Stan Sax is one collector who has not been biding his time. He bought
four banks from the Hegarty collection, including the coveted Old Woman in
the Shoe bank, which, he says, "was almost the same price that I paid for
the Darky bank I bought from Leon Perelman."
The prices realized on Perelman and Hegarty banks emphasize the
importance of condition. Bill Bertoia says, "Condition is everything in this
field. It's like location in real estate." Repairs can cut values in half,
and serious collectors are rarely interested in any bank retaining less than
ninety percent of its original paint. In the area above ninety percent,
subtle differences in condition create huge differences in value. Steven
Weiss explains, "If a bank with ninety percent of its paint is worth $1,000,
then one with ninety-five percent will sell for $2,000, and one that's
ninety-nine percent plus may be worth $5,000." Weiss, who has been working
with Davidson to sell the Hegarty banks, says, "We sold a cabin bank from
Hegarty for $1,500. It's a common bank usually selling for no more than
$500, but this was virtually perfect."
The importance of paint condition has tempted some unscrupulous dealers
and restorers to touch up borderline examples. Although today many serious
collectors own black lights to check for original paint, expert fakers now
reportedly use masking pigments that keep new paint from fluorescing under
black light.
Fakes and reproductions are also a problem. Because cast-iron is
relatively easy to work with, a mold can be made from almost any real bank
to produce copies only a fraction of an inch smaller than the original.

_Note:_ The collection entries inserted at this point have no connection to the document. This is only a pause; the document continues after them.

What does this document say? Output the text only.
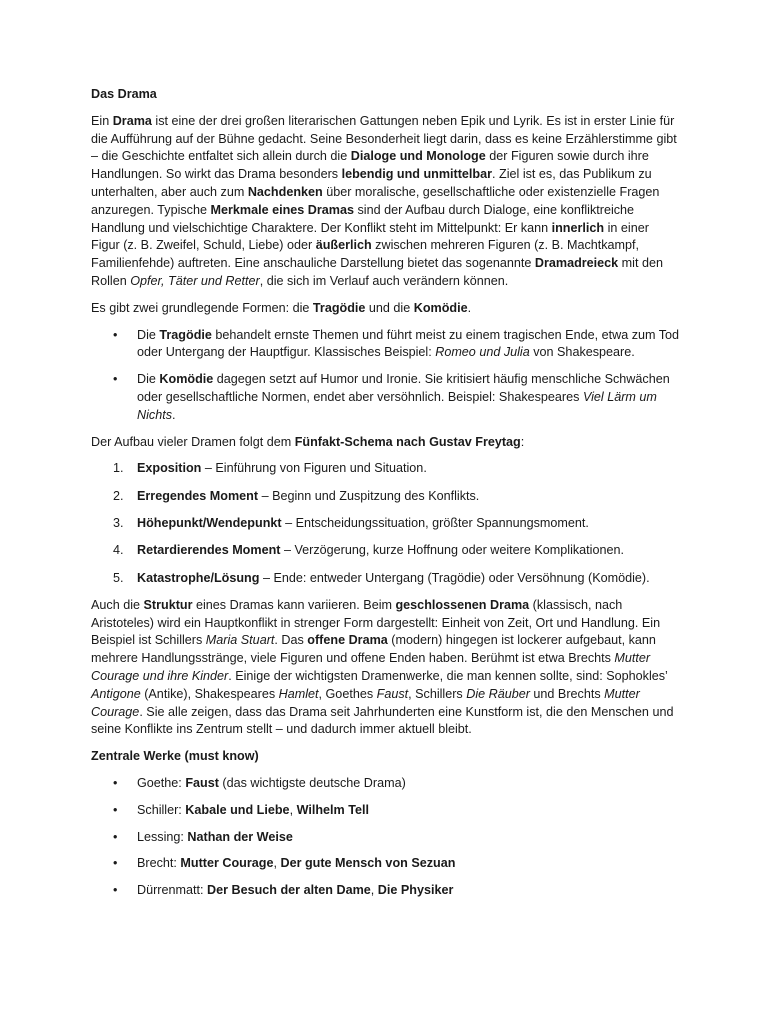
Das Drama

Ein Drama ist eine der drei großen literarischen Gattungen neben Epik und Lyrik. Es ist in erster Linie für die Aufführung auf der Bühne gedacht. Seine Besonderheit liegt darin, dass es keine Erzählerstimme gibt – die Geschichte entfaltet sich allein durch die Dialoge und Monologe der Figuren sowie durch ihre Handlungen. So wirkt das Drama besonders lebendig und unmittelbar. Ziel ist es, das Publikum zu unterhalten, aber auch zum Nachdenken über moralische, gesellschaftliche oder existenzielle Fragen anzuregen. Typische Merkmale eines Dramas sind der Aufbau durch Dialoge, eine konfliktreiche Handlung und vielschichtige Charaktere. Der Konflikt steht im Mittelpunkt: Er kann innerlich in einer Figur (z. B. Zweifel, Schuld, Liebe) oder äußerlich zwischen mehreren Figuren (z. B. Machtkampf, Familienfehde) auftreten. Eine anschauliche Darstellung bietet das sogenannte Dramadreieck mit den Rollen Opfer, Täter und Retter, die sich im Verlauf auch verändern können.

Es gibt zwei grundlegende Formen: die Tragödie und die Komödie.

• Die Tragödie behandelt ernste Themen und führt meist zu einem tragischen Ende, etwa zum Tod oder Untergang der Hauptfigur. Klassisches Beispiel: Romeo und Julia von Shakespeare.
• Die Komödie dagegen setzt auf Humor und Ironie. Sie kritisiert häufig menschliche Schwächen oder gesellschaftliche Normen, endet aber versöhnlich. Beispiel: Shakespeares Viel Lärm um Nichts.

Der Aufbau vieler Dramen folgt dem Fünfakt-Schema nach Gustav Freytag:

1. Exposition – Einführung von Figuren und Situation.
2. Erregendes Moment – Beginn und Zuspitzung des Konflikts.
3. Höhepunkt/Wendepunkt – Entscheidungssituation, größter Spannungsmoment.
4. Retardierendes Moment – Verzögerung, kurze Hoffnung oder weitere Komplikationen.
5. Katastrophe/Lösung – Ende: entweder Untergang (Tragödie) oder Versöhnung (Komödie).

Auch die Struktur eines Dramas kann variieren. Beim geschlossenen Drama (klassisch, nach Aristoteles) wird ein Hauptkonflikt in strenger Form dargestellt: Einheit von Zeit, Ort und Handlung. Ein Beispiel ist Schillers Maria Stuart. Das offene Drama (modern) hingegen ist lockerer aufgebaut, kann mehrere Handlungsstränge, viele Figuren und offene Enden haben. Berühmt ist etwa Brechts Mutter Courage und ihre Kinder. Einige der wichtigsten Dramenwerke, die man kennen sollte, sind: Sophokles’ Antigone (Antike), Shakespeares Hamlet, Goethes Faust, Schillers Die Räuber und Brechts Mutter Courage. Sie alle zeigen, dass das Drama seit Jahrhunderten eine Kunstform ist, die den Menschen und seine Konflikte ins Zentrum stellt – und dadurch immer aktuell bleibt.

Zentrale Werke (must know)

• Goethe: Faust (das wichtigste deutsche Drama)
• Schiller: Kabale und Liebe, Wilhelm Tell
• Lessing: Nathan der Weise
• Brecht: Mutter Courage, Der gute Mensch von Sezuan
• Dürrenmatt: Der Besuch der alten Dame, Die Physiker
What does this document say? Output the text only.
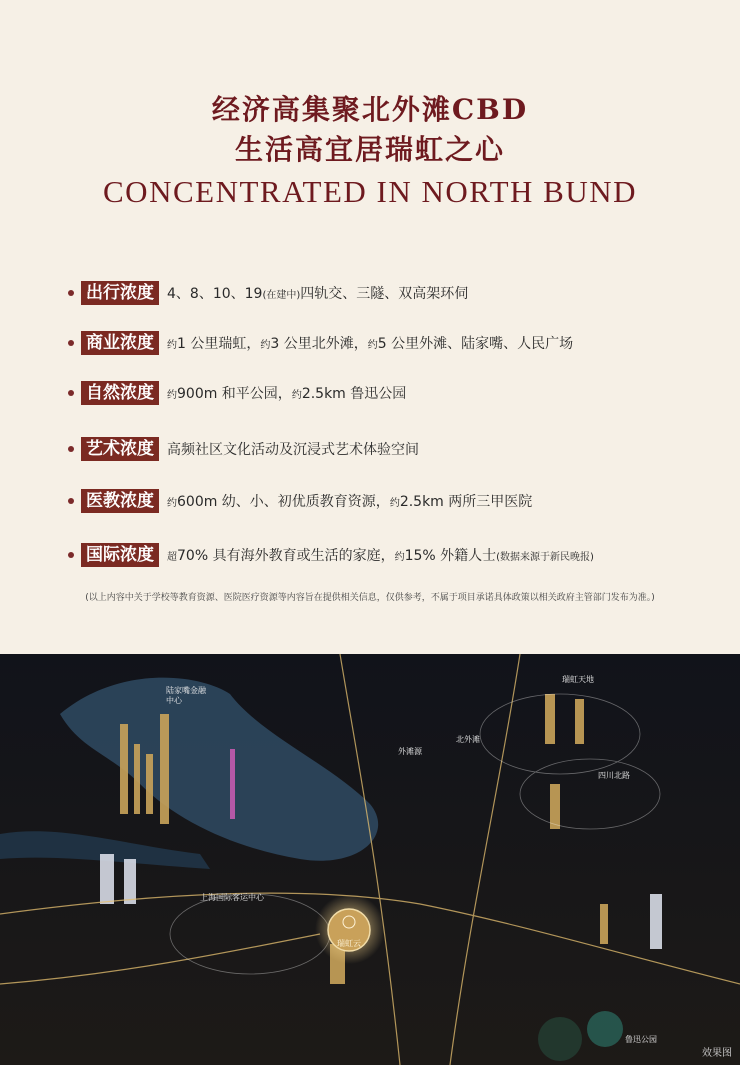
经济高集聚北外滩CBD
生活高宜居瑞虹之心
CONCENTRATED IN NORTH BUND
出行浓度 4、8、10、19(在建中)四轨交、三隧、双高架环伺
商业浓度	约1 公里瑞虹，约3 公里北外滩，约5 公里外滩、陆家嘴、人民广场
自然浓度	约900m 和平公园，约2.5km 鲁迅公园
艺术浓度 高频社区文化活动及沉浸式艺术体验空间
医教浓度	约600m 幼、小、初优质教育资源，约2.5km 两所三甲医院
国际浓度	超70% 具有海外教育或生活的家庭，约15% 外籍人士(数据来源于新民晚报)
(以上内容中关于学校等教育资源、医院医疗资源等内容旨在提供相关信息，仅供参考，不属于项目承诺具体政策以相关政府主管部门发布为准。)
陆家嘴金融中心
外滩源
北外滩
瑞虹天地
四川北路
上海国际客运中心
鲁迅公园
瑞虹云
效果图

Reproductions have been made since the 1930's, so older ones can be
difficult to distinguish from the real thing (cheaper sand is usually used
in reproductions, whose surfaces have a pebbly look, while early castings
have smooth, precise details). To confuse matters further, period bank parts
are "occasionally discovered, assembled, and painted. A substantial group
of such pieces was reassembled in the 1940's. As their paint ages, only
experts can tell the period bank from the one assembled from period parts.

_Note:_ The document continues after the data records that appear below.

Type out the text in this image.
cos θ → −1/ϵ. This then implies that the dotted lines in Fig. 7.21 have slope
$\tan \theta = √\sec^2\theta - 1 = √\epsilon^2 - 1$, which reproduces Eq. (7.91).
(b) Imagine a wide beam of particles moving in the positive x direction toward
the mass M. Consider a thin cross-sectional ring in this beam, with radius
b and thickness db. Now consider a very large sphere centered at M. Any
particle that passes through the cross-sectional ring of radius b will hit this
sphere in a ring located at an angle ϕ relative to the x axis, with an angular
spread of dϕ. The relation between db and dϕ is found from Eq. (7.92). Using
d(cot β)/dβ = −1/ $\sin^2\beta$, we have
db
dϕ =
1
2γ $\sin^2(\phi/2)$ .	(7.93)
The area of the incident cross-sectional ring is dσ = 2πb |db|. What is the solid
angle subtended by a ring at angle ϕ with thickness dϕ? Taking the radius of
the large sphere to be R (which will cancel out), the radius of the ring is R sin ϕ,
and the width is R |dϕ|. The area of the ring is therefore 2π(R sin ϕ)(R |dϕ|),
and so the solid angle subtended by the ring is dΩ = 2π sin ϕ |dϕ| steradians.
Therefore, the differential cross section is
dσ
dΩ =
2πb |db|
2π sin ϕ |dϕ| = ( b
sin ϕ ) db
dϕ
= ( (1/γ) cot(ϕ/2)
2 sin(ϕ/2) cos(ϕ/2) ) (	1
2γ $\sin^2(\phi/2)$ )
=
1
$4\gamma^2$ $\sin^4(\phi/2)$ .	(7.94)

Legitimate dealers, however, guarantee their banks in writing and offer
buyers return privileges.
The best advice for new collectors is to go slowly. "I'd advise people
to spend a year reading and attending toy shows before they buy their first
bank," says one collector. Successful collectors must learn the
peculiarities and history of each bank: how common it is; how its details
differ from those on reproductions of the same bank; when a paint color is
rare. One common bank, for instance, features a dark painted mule; but the
firm also made a small number with white mules. While the standard version
of that bank sells for $350, the rare variant can bring $3,500.

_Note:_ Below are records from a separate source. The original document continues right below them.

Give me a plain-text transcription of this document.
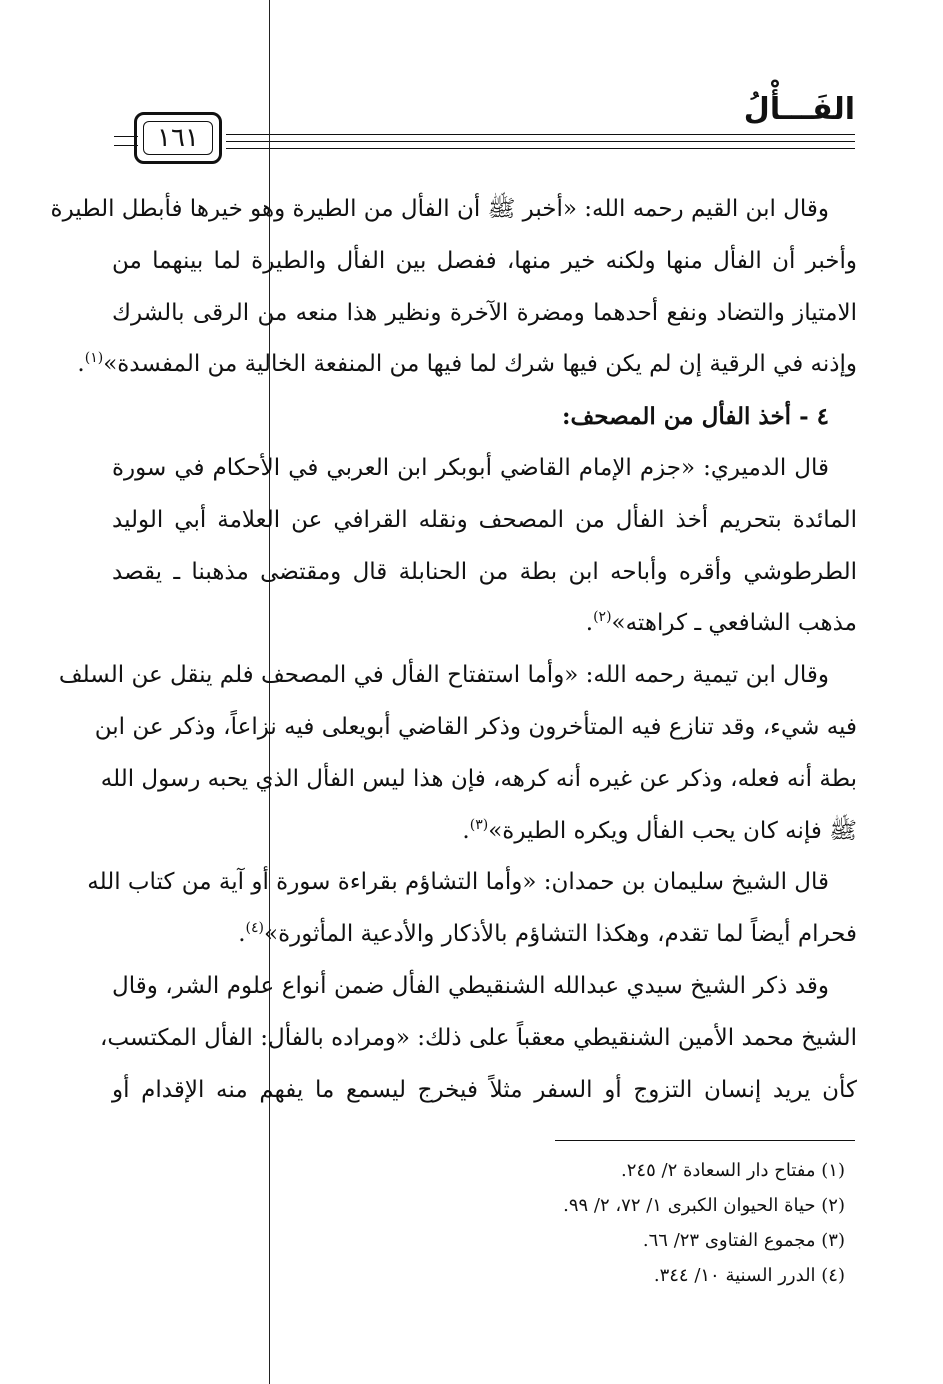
الفَـــأْلُ
١٦١
وقال ابن القيم رحمه الله: «أخبر ﷺ أن الفأل من الطيرة وهو خيرها فأبطل الطيرة
وأخبر أن الفأل منها ولكنه خير منها، ففصل بين الفأل والطيرة لما بينهما من
الامتياز والتضاد ونفع أحدهما ومضرة الآخرة ونظير هذا منعه من الرقى بالشرك
وإذنه في الرقية إن لم يكن فيها شرك لما فيها من المنفعة الخالية من المفسدة»$^{(١)}$.
٤ - أخذ الفأل من المصحف:
قال الدميري: «جزم الإمام القاضي أبوبكر ابن العربي في الأحكام في سورة
المائدة بتحريم أخذ الفأل من المصحف ونقله القرافي عن العلامة أبي الوليد
الطرطوشي وأقره وأباحه ابن بطة من الحنابلة قال ومقتضى مذهبنا ـ يقصد
مذهب الشافعي ـ كراهته»$^{(٢)}$.
وقال ابن تيمية رحمه الله: «وأما استفتاح الفأل في المصحف فلم ينقل عن السلف
فيه شيء، وقد تنازع فيه المتأخرون وذكر القاضي أبويعلى فيه نزاعاً، وذكر عن ابن
بطة أنه فعله، وذكر عن غيره أنه كرهه، فإن هذا ليس الفأل الذي يحبه رسول الله
ﷺ فإنه كان يحب الفأل ويكره الطيرة»$^{(٣)}$.
قال الشيخ سليمان بن حمدان: «وأما التشاؤم بقراءة سورة أو آية من كتاب الله
فحرام أيضاً لما تقدم، وهكذا التشاؤم بالأذكار والأدعية المأثورة»$^{(٤)}$.
وقد ذكر الشيخ سيدي عبدالله الشنقيطي الفأل ضمن أنواع علوم الشر، وقال
الشيخ محمد الأمين الشنقيطي معقباً على ذلك: «ومراده بالفأل: الفأل المكتسب،
كأن يريد إنسان التزوج أو السفر مثلاً فيخرج ليسمع ما يفهم منه الإقدام أو
(١) مفتاح دار السعادة ٢/ ٢٤٥.
(٢) حياة الحيوان الكبرى ١/ ٧٢، ٢/ ٩٩.
(٣) مجموع الفتاوى ٢٣/ ٦٦.
(٤) الدرر السنية ١٠/ ٣٤٤.
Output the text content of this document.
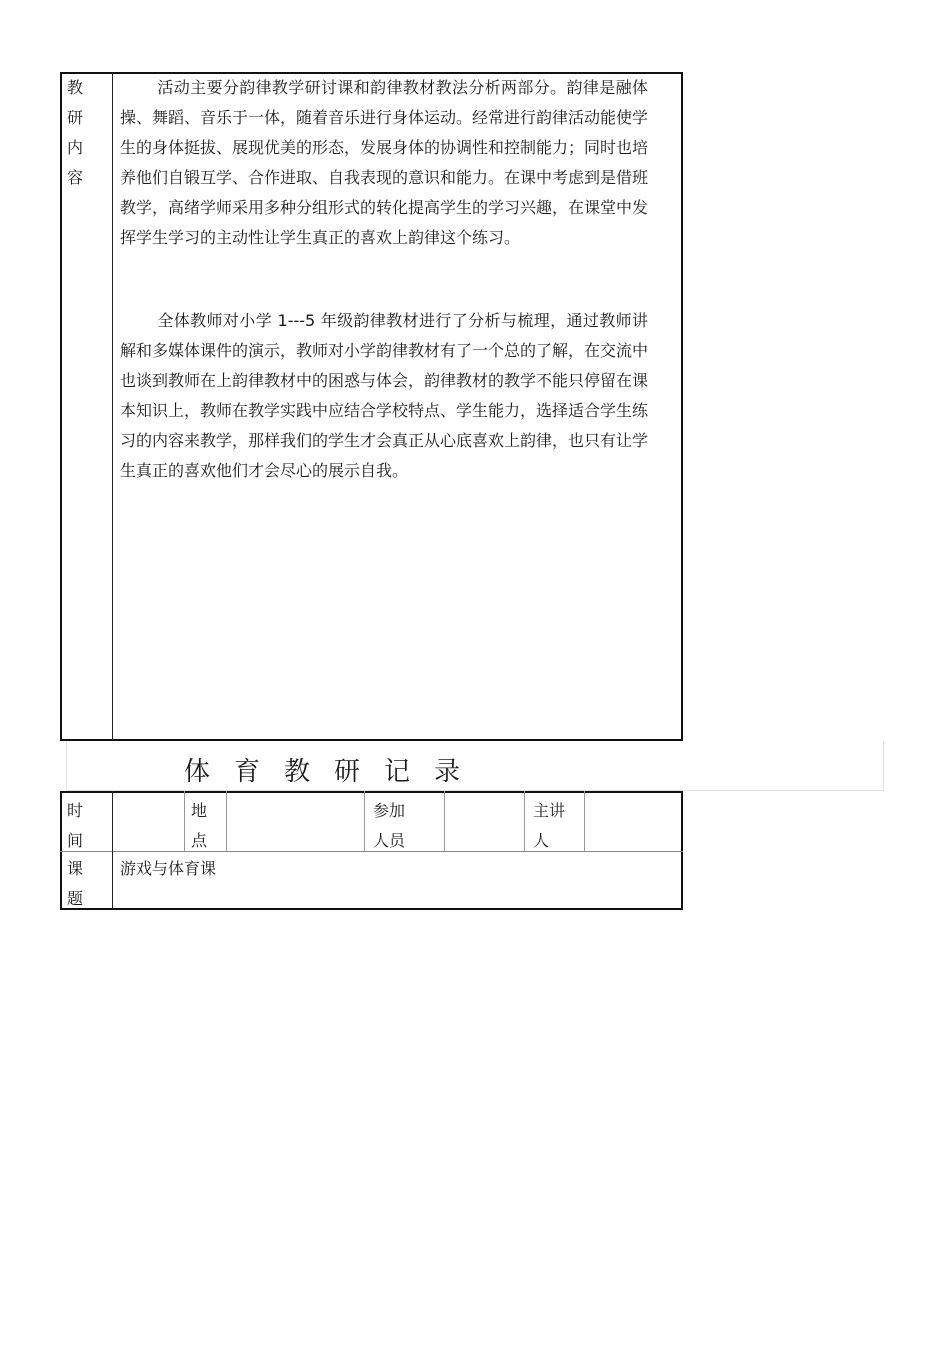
教
研
内
容
活动主要分韵律教学研讨课和韵律教材教法分析两部分。韵律是融体操、舞蹈、音乐于一体，随着音乐进行身体运动。经常进行韵律活动能使学生的身体挺拔、展现优美的形态，发展身体的协调性和控制能力；同时也培养他们自锻互学、合作进取、自我表现的意识和能力。在课中考虑到是借班教学，高绪学师采用多种分组形式的转化提高学生的学习兴趣，在课堂中发挥学生学习的主动性让学生真正的喜欢上韵律这个练习。
全体教师对小学 1---5 年级韵律教材进行了分析与梳理，通过教师讲解和多媒体课件的演示，教师对小学韵律教材有了一个总的了解，在交流中也谈到教师在上韵律教材中的困惑与体会，韵律教材的教学不能只停留在课本知识上，教师在教学实践中应结合学校特点、学生能力，选择适合学生练习的内容来教学，那样我们的学生才会真正从心底喜欢上韵律，也只有让学生真正的喜欢他们才会尽心的展示自我。
体育教研记录
时
间
地
点
参加
人员
主讲
人
课
题
游戏与体育课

It may be too early to tell what effect all the activity will
ultimately have on prices. At one recent auction, mediocre banks brought
mediocre prices, while good banks brought high prices. For the moment,
prices of the most expensive banks seem to have leveled off. Three
Freedman's banks, for instance, have sold in the past year, all of them in
the $200,000 to $250,000 range.
High prices at the top (and attendant publicity) seem to be raising
prices at lower levels. Don Markey says, "Banks worth $3,500 are now
bringing $9,500. And just the other day, I got $1,000 for an owl bank that
turns its head. Not long ago I was getting $100 to $150 for it." Markey says
that new collectors are attracted to colorful banks featuring lots of
action, which are often found in the lower reaches of the market because
they were popular in their day and are now common. As Steckbeck says, "If
you needed twenty-five Tammany banks [which depict a fat politician
consuming money], I could get them in a week. And if I pointed to my ten
rarest banks, you'd say, 'Those are really dumb.' That's why they're rare;
they weren't popular in their own time."
Just now, though, every mechanical bank seems to be popular. In today's
market, the rarest of all banks would be the one that nobody wanted.